Interessado em captar as mudanças nesta realidade doméstica em particular, o cineasta acaba por impor uma autorreflexão ao espetador em detrimento de mostrar o impacto que estas alterações têm na vida das pessoas filmadas. Isto é, a ordem do conteúdo não abre completamente a janela da alma dos protagonistas, mas deixa uma fresta aberta para nos relacionarmos com as circunstâncias que atravessam.
Também salta à vista o choque cultural entre um povo que tem raízes tradicionalistas em contraposição às camadas mais jovens, aventureiras, conectadas à tecnologia através do predomínio dos telemóveis e da Internet. Deste ponto de vista, “La Arrancada” comenta sobre um povo em período de transição.
Um período que exige compreensão e paciência de ambas as partes de modo a mitigar o fosso geracional.

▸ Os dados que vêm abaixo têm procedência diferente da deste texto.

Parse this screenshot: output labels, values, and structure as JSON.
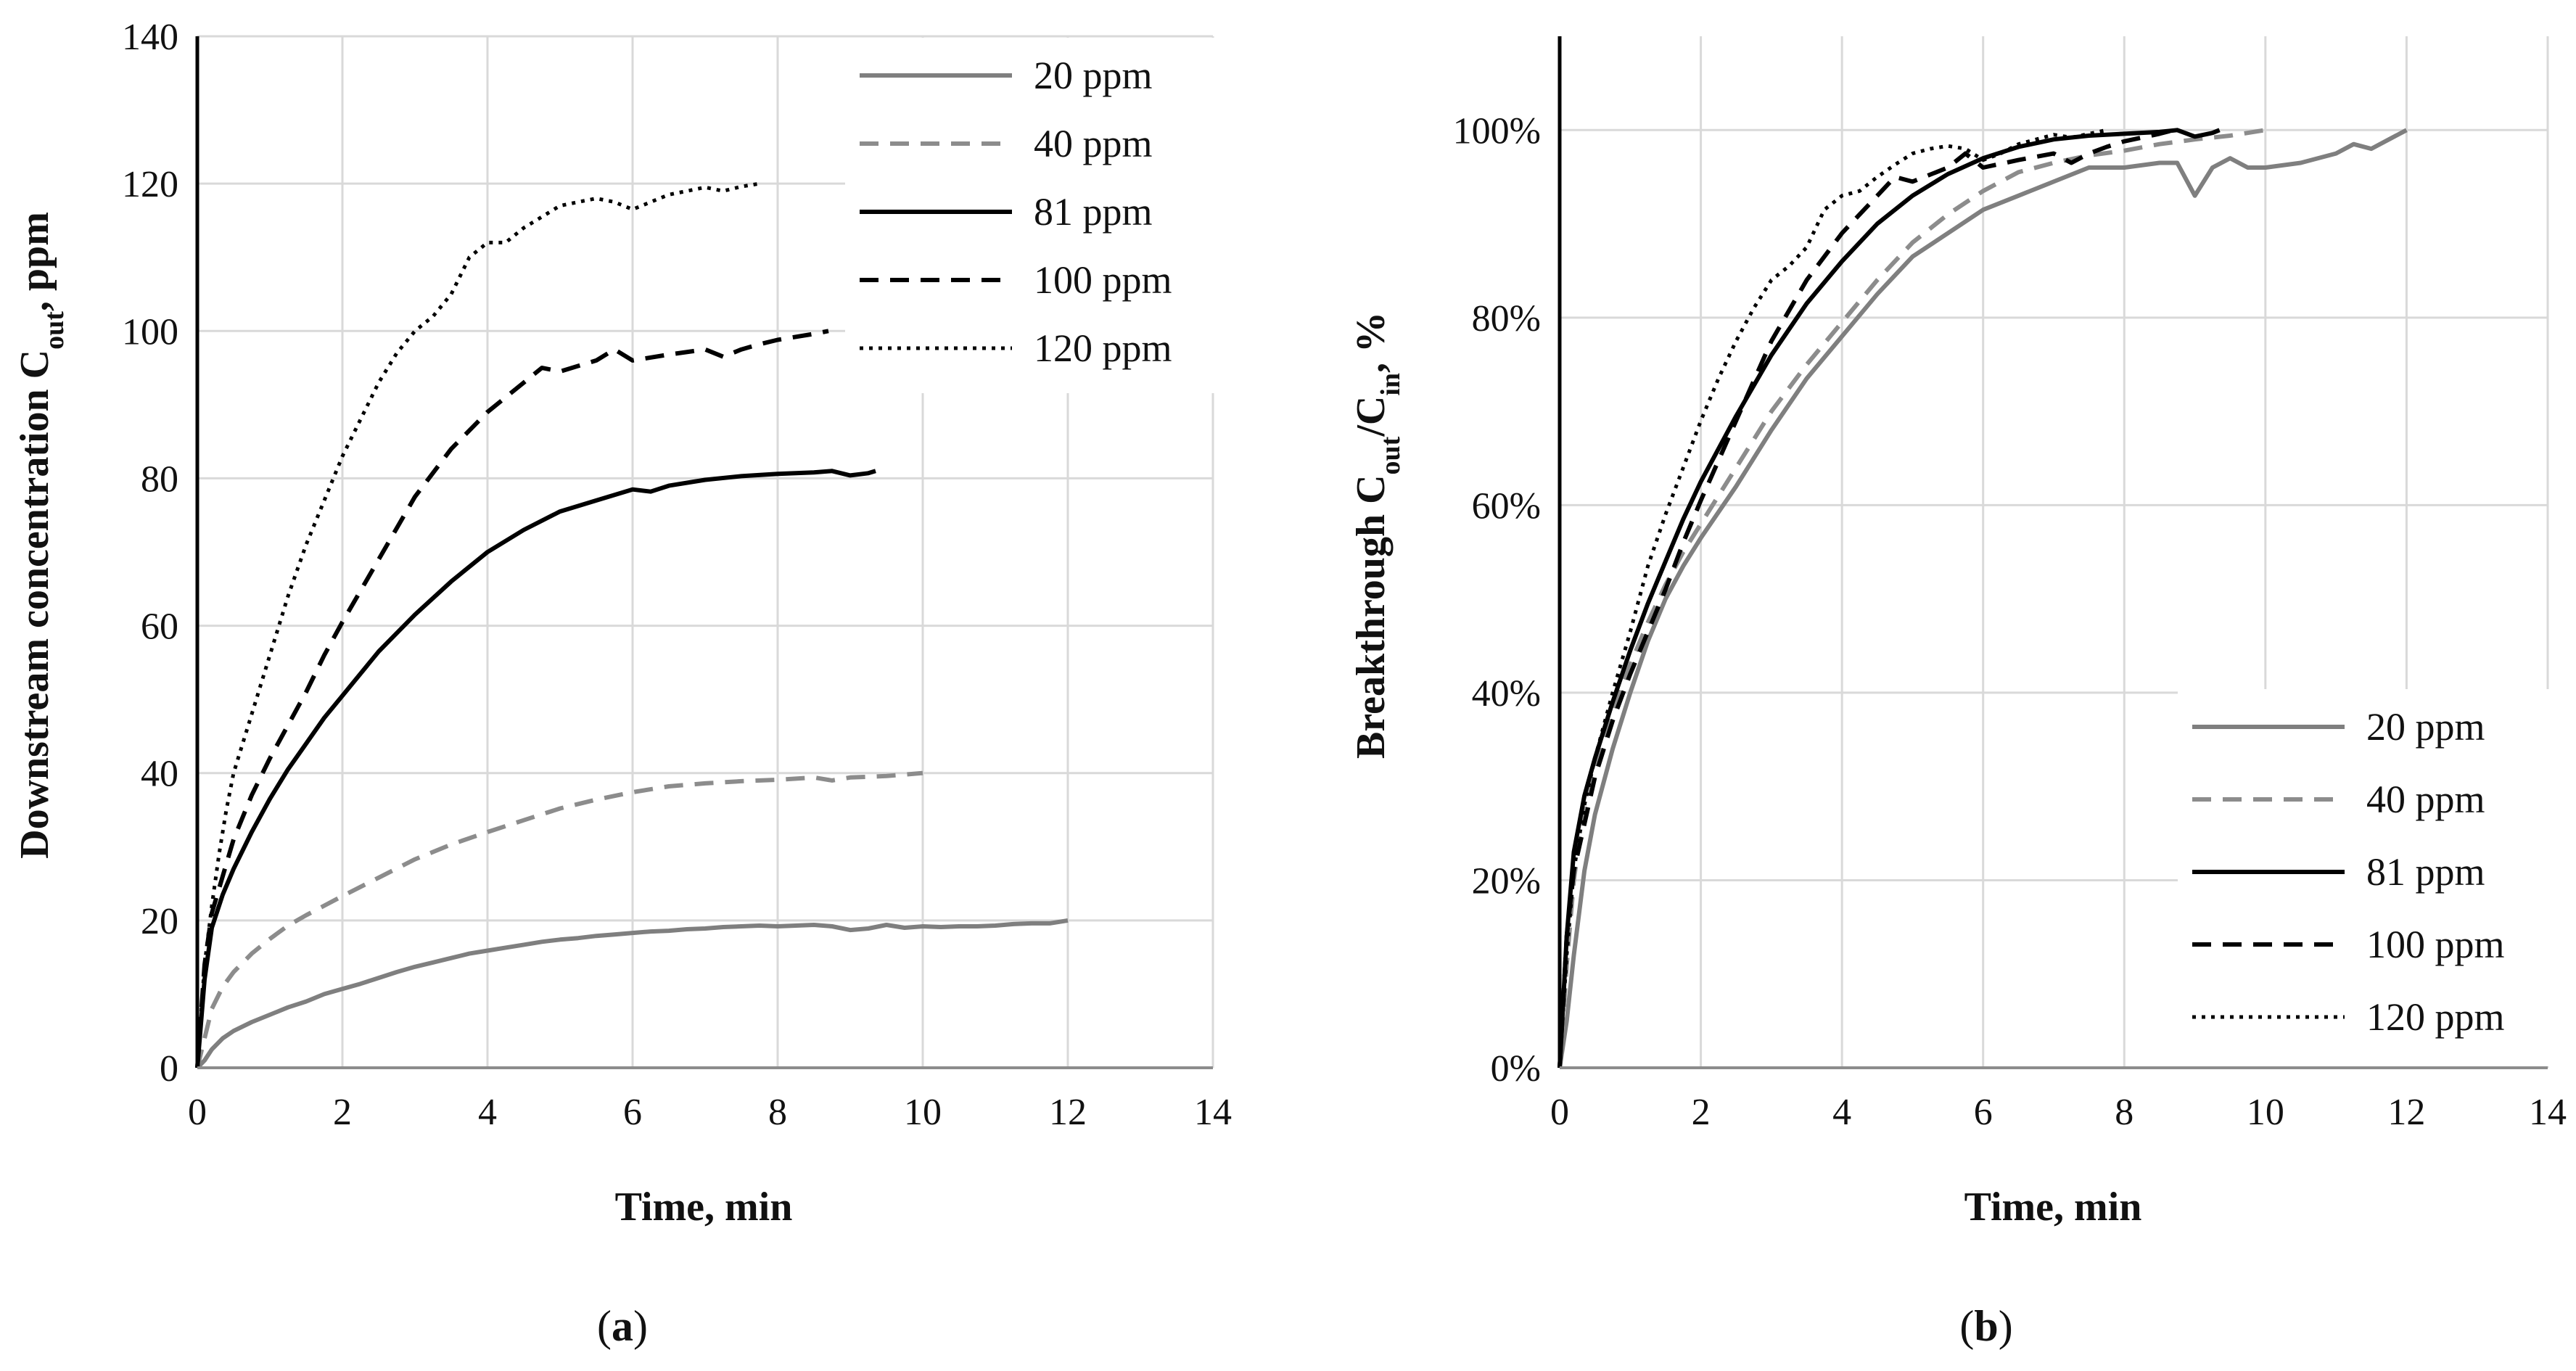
{
  "chart_data": [
    {
      "type": "line",
      "panel_label": "a",
      "title": "",
      "xlabel": "Time, min",
      "ylabel": {
        "main": "Downstream concentration C",
        "sub": "out",
        "tail": ", ppm"
      },
      "xlim": [
        0,
        14
      ],
      "ylim": [
        0,
        140
      ],
      "x_ticks": [
        0,
        2,
        4,
        6,
        8,
        10,
        12,
        14
      ],
      "y_ticks": [
        0,
        20,
        40,
        60,
        80,
        100,
        120,
        140
      ],
      "y_tick_labels": [
        "0",
        "20",
        "40",
        "60",
        "80",
        "100",
        "120",
        "140"
      ],
      "grid": true,
      "legend_position": "top-right",
      "series": [
        {
          "name": "20 ppm",
          "style": "solid",
          "color": "#7f7f7f",
          "x": [
            0,
            0.1,
            0.2,
            0.35,
            0.5,
            0.75,
            1,
            1.25,
            1.5,
            1.75,
            2,
            2.25,
            2.5,
            2.75,
            3,
            3.25,
            3.5,
            3.75,
            4,
            4.25,
            4.5,
            4.75,
            5,
            5.25,
            5.5,
            5.75,
            6,
            6.25,
            6.5,
            6.75,
            7,
            7.25,
            7.5,
            7.75,
            8,
            8.25,
            8.5,
            8.75,
            9,
            9.25,
            9.5,
            9.75,
            10,
            10.25,
            10.5,
            10.75,
            11,
            11.25,
            11.5,
            11.75,
            12
          ],
          "y": [
            0,
            1,
            2.5,
            4,
            5,
            6.2,
            7.2,
            8.2,
            9,
            10,
            10.7,
            11.4,
            12.2,
            13,
            13.7,
            14.3,
            14.9,
            15.5,
            15.9,
            16.3,
            16.7,
            17.1,
            17.4,
            17.6,
            17.9,
            18.1,
            18.3,
            18.5,
            18.6,
            18.8,
            18.9,
            19.1,
            19.2,
            19.3,
            19.2,
            19.3,
            19.4,
            19.2,
            18.7,
            18.9,
            19.4,
            19,
            19.2,
            19.1,
            19.2,
            19.2,
            19.3,
            19.5,
            19.6,
            19.6,
            20
          ]
        },
        {
          "name": "40 ppm",
          "style": "dashed",
          "color": "#8c8c8c",
          "x": [
            0,
            0.1,
            0.2,
            0.35,
            0.5,
            0.75,
            1,
            1.25,
            1.5,
            1.75,
            2,
            2.5,
            3,
            3.5,
            4,
            4.5,
            5,
            5.5,
            6,
            6.5,
            7,
            7.5,
            8,
            8.5,
            8.75,
            9,
            9.5,
            10
          ],
          "y": [
            0,
            4,
            8,
            11,
            13,
            15.5,
            17.5,
            19.3,
            20.7,
            22,
            23.3,
            25.8,
            28.3,
            30.3,
            32,
            33.6,
            35.2,
            36.4,
            37.4,
            38.2,
            38.6,
            38.9,
            39.1,
            39.4,
            39,
            39.4,
            39.6,
            40
          ]
        },
        {
          "name": "81 ppm",
          "style": "solid",
          "color": "#000000",
          "x": [
            0,
            0.1,
            0.2,
            0.35,
            0.5,
            0.75,
            1,
            1.25,
            1.5,
            1.75,
            2,
            2.5,
            3,
            3.5,
            4,
            4.5,
            5,
            5.5,
            6,
            6.25,
            6.5,
            7,
            7.5,
            8,
            8.5,
            8.75,
            9,
            9.25,
            9.35
          ],
          "y": [
            0,
            12,
            19,
            23.5,
            27,
            32,
            36.5,
            40.5,
            44,
            47.5,
            50.5,
            56.5,
            61.5,
            66,
            70,
            73,
            75.5,
            77,
            78.5,
            78.2,
            79,
            79.8,
            80.3,
            80.6,
            80.8,
            81,
            80.4,
            80.7,
            81
          ]
        },
        {
          "name": "100 ppm",
          "style": "dashed",
          "color": "#000000",
          "x": [
            0,
            0.1,
            0.2,
            0.35,
            0.5,
            0.75,
            1,
            1.25,
            1.5,
            1.75,
            2,
            2.5,
            3,
            3.5,
            4,
            4.5,
            4.75,
            5,
            5.5,
            5.75,
            6,
            6.5,
            7,
            7.25,
            7.5,
            7.75,
            8,
            8.5,
            8.7
          ],
          "y": [
            0,
            14,
            21,
            26,
            31,
            37,
            42,
            46.5,
            51,
            56,
            60.5,
            69,
            77.5,
            84,
            89,
            93,
            95,
            94.5,
            96,
            97.5,
            96,
            96.8,
            97.5,
            96.5,
            97.5,
            98.2,
            98.8,
            99.6,
            100
          ]
        },
        {
          "name": "120 ppm",
          "style": "dotted",
          "color": "#000000",
          "x": [
            0,
            0.1,
            0.2,
            0.3,
            0.4,
            0.5,
            0.75,
            1,
            1.25,
            1.5,
            1.75,
            2,
            2.25,
            2.5,
            2.75,
            3,
            3.25,
            3.5,
            3.75,
            4,
            4.25,
            4.5,
            4.75,
            5,
            5.25,
            5.5,
            5.75,
            6,
            6.25,
            6.5,
            6.75,
            7,
            7.25,
            7.5,
            7.75
          ],
          "y": [
            0,
            14,
            22,
            29,
            35,
            40,
            48,
            56,
            64,
            71,
            77,
            83,
            88,
            93,
            97,
            100,
            102,
            105,
            110,
            112,
            112,
            114,
            115.5,
            117,
            117.5,
            118,
            117.5,
            116.5,
            117.5,
            118.5,
            119,
            119.5,
            119,
            119.6,
            120
          ]
        }
      ]
    },
    {
      "type": "line",
      "panel_label": "b",
      "title": "",
      "xlabel": "Time, min",
      "ylabel": {
        "main": "Breakthrough C",
        "sub1": "out",
        "mid": "/C",
        "sub2": "in",
        "tail": ", %"
      },
      "xlim": [
        0,
        14
      ],
      "ylim": [
        0,
        110
      ],
      "x_ticks": [
        0,
        2,
        4,
        6,
        8,
        10,
        12,
        14
      ],
      "y_ticks": [
        0,
        20,
        40,
        60,
        80,
        100
      ],
      "y_tick_labels": [
        "0%",
        "20%",
        "40%",
        "60%",
        "80%",
        "100%"
      ],
      "grid": true,
      "legend_position": "bottom-right",
      "series": [
        {
          "name": "20 ppm",
          "style": "solid",
          "color": "#7f7f7f",
          "x": [
            0,
            0.1,
            0.2,
            0.35,
            0.5,
            0.75,
            1,
            1.25,
            1.5,
            1.75,
            2,
            2.5,
            3,
            3.5,
            4,
            4.5,
            5,
            5.5,
            6,
            6.5,
            7,
            7.5,
            8,
            8.5,
            8.75,
            9,
            9.25,
            9.5,
            9.75,
            10,
            10.5,
            11,
            11.25,
            11.5,
            11.75,
            12
          ],
          "y": [
            0,
            5,
            12,
            21,
            27,
            34,
            40,
            45.5,
            50,
            53.5,
            56.5,
            62,
            68,
            73.5,
            78,
            82.5,
            86.5,
            89,
            91.5,
            93,
            94.5,
            96,
            96,
            96.5,
            96.5,
            93,
            96,
            97,
            96,
            96,
            96.5,
            97.5,
            98.5,
            98,
            99,
            100
          ]
        },
        {
          "name": "40 ppm",
          "style": "dashed",
          "color": "#8c8c8c",
          "x": [
            0,
            0.1,
            0.2,
            0.35,
            0.5,
            0.75,
            1,
            1.25,
            1.5,
            1.75,
            2,
            2.5,
            3,
            3.5,
            4,
            4.5,
            5,
            5.5,
            6,
            6.5,
            7,
            7.5,
            8,
            8.5,
            9,
            9.5,
            10
          ],
          "y": [
            0,
            11,
            20,
            28,
            32.5,
            38,
            43,
            47.5,
            51.5,
            55,
            58,
            64,
            70,
            75,
            79.5,
            84,
            88,
            91,
            93.5,
            95.5,
            96.5,
            97.3,
            97.8,
            98.5,
            99,
            99.4,
            100
          ]
        },
        {
          "name": "81 ppm",
          "style": "solid",
          "color": "#000000",
          "x": [
            0,
            0.1,
            0.2,
            0.35,
            0.5,
            0.75,
            1,
            1.25,
            1.5,
            1.75,
            2,
            2.5,
            3,
            3.5,
            4,
            4.5,
            5,
            5.5,
            6,
            6.5,
            7,
            7.5,
            8,
            8.5,
            8.75,
            9,
            9.25,
            9.35
          ],
          "y": [
            0,
            14,
            23,
            29,
            33,
            39,
            44.5,
            49.5,
            54,
            58.5,
            62.5,
            69.5,
            76,
            81.5,
            86,
            90,
            93,
            95.3,
            97,
            98.2,
            99,
            99.4,
            99.6,
            99.8,
            100,
            99.3,
            99.7,
            100
          ]
        },
        {
          "name": "100 ppm",
          "style": "dashed",
          "color": "#000000",
          "x": [
            0,
            0.1,
            0.2,
            0.35,
            0.5,
            0.75,
            1,
            1.25,
            1.5,
            1.75,
            2,
            2.5,
            3,
            3.5,
            4,
            4.5,
            4.75,
            5,
            5.5,
            5.75,
            6,
            6.5,
            7,
            7.25,
            7.5,
            7.75,
            8,
            8.5,
            8.7
          ],
          "y": [
            0,
            14,
            21,
            26,
            31,
            37,
            42,
            46.5,
            51,
            56,
            60.5,
            69,
            77.5,
            84,
            89,
            93,
            95,
            94.5,
            96,
            97.5,
            96,
            96.8,
            97.5,
            96.5,
            97.5,
            98.2,
            98.8,
            99.6,
            100
          ]
        },
        {
          "name": "120 ppm",
          "style": "dotted",
          "color": "#000000",
          "x": [
            0,
            0.1,
            0.2,
            0.35,
            0.5,
            0.75,
            1,
            1.25,
            1.5,
            1.75,
            2,
            2.25,
            2.5,
            2.75,
            3,
            3.25,
            3.5,
            3.75,
            4,
            4.25,
            4.5,
            4.75,
            5,
            5.25,
            5.5,
            5.75,
            6,
            6.25,
            6.5,
            6.75,
            7,
            7.25,
            7.5,
            7.75
          ],
          "y": [
            0,
            12,
            21,
            28,
            33,
            40,
            46.5,
            53.5,
            59,
            64,
            69,
            73.5,
            77.5,
            81,
            84,
            85.5,
            87.5,
            91.5,
            93,
            93.5,
            95,
            96.3,
            97.5,
            98,
            98.3,
            98,
            96.8,
            97.5,
            98.5,
            99,
            99.5,
            99.2,
            99.6,
            100
          ]
        }
      ]
    }
  ]
}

Capturar estes aspetos torna-se acessível porque a família, surpreendentemente à vontade com uma câmara a espiar o seu comportamento, responde sem embaraço entre si, como se não existisse mais ninguém em seu redor.

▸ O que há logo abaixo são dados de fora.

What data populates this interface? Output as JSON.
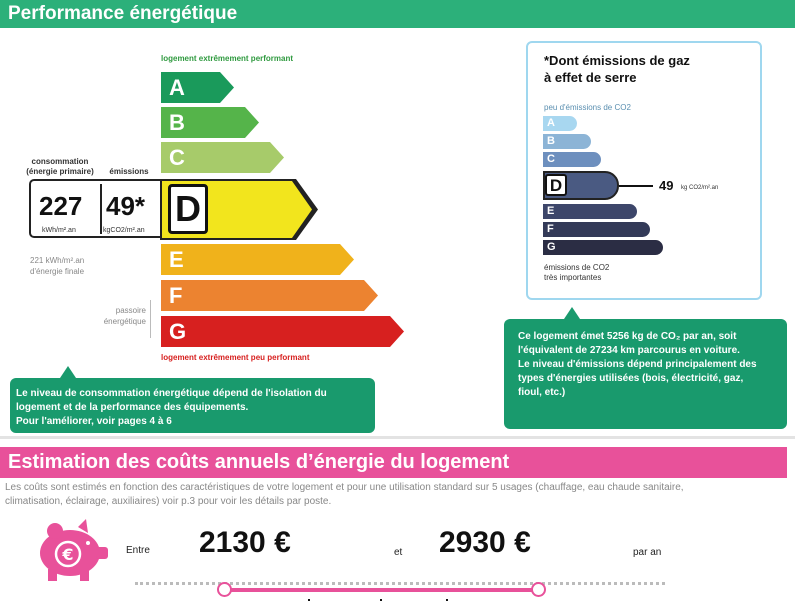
{
  "header_energy": {
    "title": "Performance énergétique"
  },
  "energy_scale": {
    "top_label": "logement extrêmement performant",
    "bottom_label": "logement extrêmement peu performant",
    "classes": [
      {
        "letter": "A",
        "color": "#1a9a5b"
      },
      {
        "letter": "B",
        "color": "#55b44a"
      },
      {
        "letter": "C",
        "color": "#a7cb6a"
      },
      {
        "letter": "D",
        "color": "#f2e51d"
      },
      {
        "letter": "E",
        "color": "#f0b21b"
      },
      {
        "letter": "F",
        "color": "#ec8330"
      },
      {
        "letter": "G",
        "color": "#d7201f"
      }
    ],
    "current_class": "D",
    "consumption_label": "consommation\n(énergie primaire)",
    "emissions_label": "émissions",
    "consumption_value": "227",
    "consumption_unit": "kWh/m².an",
    "emissions_value": "49*",
    "emissions_unit": "kgCO2/m².an",
    "final_energy_note": "221 kWh/m².an\nd'énergie finale",
    "passoire_label": "passoire\nénergétique"
  },
  "co2_panel": {
    "title_line1": "*Dont émissions de gaz",
    "title_line2": "à effet de serre",
    "top_label": "peu d'émissions de CO2",
    "bottom_label_line1": "émissions de CO2",
    "bottom_label_line2": "très importantes",
    "classes": [
      {
        "letter": "A",
        "color": "#a8d7f0"
      },
      {
        "letter": "B",
        "color": "#8cb4d6"
      },
      {
        "letter": "C",
        "color": "#6d8fbe"
      },
      {
        "letter": "D",
        "color": "#4a5a82"
      },
      {
        "letter": "E",
        "color": "#3d466a"
      },
      {
        "letter": "F",
        "color": "#333a58"
      },
      {
        "letter": "G",
        "color": "#2b2d44"
      }
    ],
    "current_class": "D",
    "value": "49",
    "unit": "kg CO2/m².an"
  },
  "callouts": {
    "consumption": {
      "line1": "Le niveau de consommation énergétique dépend de l'isolation du",
      "line2": "logement et de la performance des équipements.",
      "line3": "Pour l'améliorer, voir pages 4 à 6"
    },
    "emissions": {
      "line1": "Ce logement émet 5256 kg de CO₂ par an, soit",
      "line2": "l'équivalent de 27234  km parcourus en voiture.",
      "line3": "Le niveau d'émissions dépend principalement des",
      "line4": "types d'énergies utilisées (bois, électricité, gaz,",
      "line5": "fioul, etc.)"
    }
  },
  "header_costs": {
    "title": "Estimation des coûts annuels d’énergie du logement"
  },
  "costs": {
    "description_line1": "Les coûts sont estimés en fonction des caractéristiques de votre logement et pour une utilisation standard sur 5 usages (chauffage, eau chaude sanitaire,",
    "description_line2": "climatisation, éclairage, auxiliaires) voir p.3 pour voir les détails par poste.",
    "between_label": "Entre",
    "min_value": "2130 €",
    "and_label": "et",
    "max_value": "2930 €",
    "per_year_label": "par an",
    "icon": "piggy-bank-euro-icon",
    "accent_color": "#e8519a"
  }
}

Com uma hora de duração, pode parecer surpreso que o ritmo do documentário seja tão glacial, cultivando alguma falta de atenção periódica. A composição da imagem é variada e o objeto de estudo é pertinente do ponto de visto humano, no entanto, revela também alguma falta de polimento, motivado talvez pela procura extremada de autenticidade.
É um primeiro esforço de um cineasta que não oferece respostas fáceis. Como o ato de semear um terreno na esperança que alguém observe e cuide da germinação. Um passar de testemunho à audiência.
Parabéns pela crítica! Interessante!
Muito obrigado! É uma proposta diferente do comum.